Dubai Civil Aviation Authority

Agency overview
- Jurisdiction: Emirate of Dubai
- Headquarters: Al Garhoud, Dubai 25°13′58″N 55°21′20″E﻿ / ﻿25.23278°N 55.35556°E
- Agency executives: Ahmed bin Saeed Al Maktoum, President; Mohammed Abdulla Lengawi, Director General;
- Website: dcaa.gov.ae

= Dubai Civil Aviation Authority =

Dubai Civil Aviation Authority (DCAA, هيئة دبي للطيران المدني) is the entity responsible for regulating civil aviation affairs in the Emirate of Dubai, United Arab Emirates.

The agency regulates the civil aviation sector of the emirate, establishes frameworks, and ensures compliance and oversight to aviation security and safety. It is also the responsible authority for issuing permits for commercial activities related to civil aviation. It is part of the UAE's General Civil Aviation Authority.

==History==
DCAA was established as an autonomous body by Law No. (21) of 2007 and its functions and powers were reorganized by Law No. (11) of 2020 Concerning Dubai Civil Aviation Authority.

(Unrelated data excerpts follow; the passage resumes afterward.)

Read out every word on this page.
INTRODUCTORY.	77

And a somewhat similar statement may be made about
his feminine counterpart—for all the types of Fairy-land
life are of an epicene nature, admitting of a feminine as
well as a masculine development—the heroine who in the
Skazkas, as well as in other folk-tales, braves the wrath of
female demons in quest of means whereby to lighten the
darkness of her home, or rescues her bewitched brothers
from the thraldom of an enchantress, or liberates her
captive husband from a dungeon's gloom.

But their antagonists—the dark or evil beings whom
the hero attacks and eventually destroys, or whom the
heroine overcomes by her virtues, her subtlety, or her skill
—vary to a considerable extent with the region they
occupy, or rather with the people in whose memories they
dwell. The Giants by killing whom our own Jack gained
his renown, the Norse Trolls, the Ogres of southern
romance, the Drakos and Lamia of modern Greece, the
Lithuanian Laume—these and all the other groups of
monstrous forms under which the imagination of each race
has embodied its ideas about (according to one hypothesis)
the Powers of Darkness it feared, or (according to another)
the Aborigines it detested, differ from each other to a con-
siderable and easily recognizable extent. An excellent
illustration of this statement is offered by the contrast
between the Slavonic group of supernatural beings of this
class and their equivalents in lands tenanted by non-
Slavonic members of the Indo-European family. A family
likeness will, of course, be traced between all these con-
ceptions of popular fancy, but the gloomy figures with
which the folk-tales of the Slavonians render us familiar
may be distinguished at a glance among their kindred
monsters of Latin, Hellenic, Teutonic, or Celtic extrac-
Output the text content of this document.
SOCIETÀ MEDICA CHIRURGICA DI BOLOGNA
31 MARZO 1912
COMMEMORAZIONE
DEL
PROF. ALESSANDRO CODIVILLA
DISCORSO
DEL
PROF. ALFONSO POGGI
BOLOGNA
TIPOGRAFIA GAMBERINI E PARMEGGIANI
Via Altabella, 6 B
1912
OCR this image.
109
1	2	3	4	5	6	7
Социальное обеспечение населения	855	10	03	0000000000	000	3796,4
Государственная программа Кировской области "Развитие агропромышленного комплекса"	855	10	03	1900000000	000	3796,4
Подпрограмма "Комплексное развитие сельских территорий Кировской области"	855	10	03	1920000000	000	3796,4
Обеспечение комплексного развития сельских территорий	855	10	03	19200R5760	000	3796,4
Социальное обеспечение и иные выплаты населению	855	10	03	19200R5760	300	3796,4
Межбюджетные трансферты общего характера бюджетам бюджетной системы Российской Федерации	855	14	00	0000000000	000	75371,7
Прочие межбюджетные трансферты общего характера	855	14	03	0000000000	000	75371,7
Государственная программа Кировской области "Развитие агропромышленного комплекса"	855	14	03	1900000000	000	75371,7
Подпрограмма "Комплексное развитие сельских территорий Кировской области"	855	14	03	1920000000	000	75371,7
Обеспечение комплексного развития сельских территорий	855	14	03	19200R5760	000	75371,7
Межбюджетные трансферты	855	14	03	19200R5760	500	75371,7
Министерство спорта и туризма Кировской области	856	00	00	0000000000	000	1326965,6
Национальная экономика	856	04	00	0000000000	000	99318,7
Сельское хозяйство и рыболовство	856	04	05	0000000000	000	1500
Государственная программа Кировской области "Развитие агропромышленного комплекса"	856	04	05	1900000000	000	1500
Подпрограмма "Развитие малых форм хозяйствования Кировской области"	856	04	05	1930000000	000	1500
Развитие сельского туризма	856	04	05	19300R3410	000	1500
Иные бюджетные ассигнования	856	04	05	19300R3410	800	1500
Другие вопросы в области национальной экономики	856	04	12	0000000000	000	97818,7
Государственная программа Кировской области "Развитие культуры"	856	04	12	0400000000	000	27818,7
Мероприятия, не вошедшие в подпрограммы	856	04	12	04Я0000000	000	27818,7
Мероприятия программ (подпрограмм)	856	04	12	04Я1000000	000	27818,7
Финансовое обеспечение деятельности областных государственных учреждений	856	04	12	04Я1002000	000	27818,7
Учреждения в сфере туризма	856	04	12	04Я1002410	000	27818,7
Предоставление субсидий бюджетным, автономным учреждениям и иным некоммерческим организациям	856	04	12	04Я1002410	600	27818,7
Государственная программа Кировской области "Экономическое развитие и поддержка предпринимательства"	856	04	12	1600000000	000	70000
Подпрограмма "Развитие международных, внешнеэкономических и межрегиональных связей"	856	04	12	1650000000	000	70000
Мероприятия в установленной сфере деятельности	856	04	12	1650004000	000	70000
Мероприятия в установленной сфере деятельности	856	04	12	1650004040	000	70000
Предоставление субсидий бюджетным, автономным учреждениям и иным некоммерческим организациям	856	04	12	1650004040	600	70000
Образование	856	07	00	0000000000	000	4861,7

The DCAA was once the operator of Dubai International Airport, Dubai Cargo Village and Dubai Duty Free Zone. Management of Dubai's airports and cargo gateways have been transferred to Dubai Airports Company, a separate entity from the Department of Civil Aviation. With this restructuring, the scope of the Department of Civil Aviation's activities have been narrowed to aviation regulations and permissions.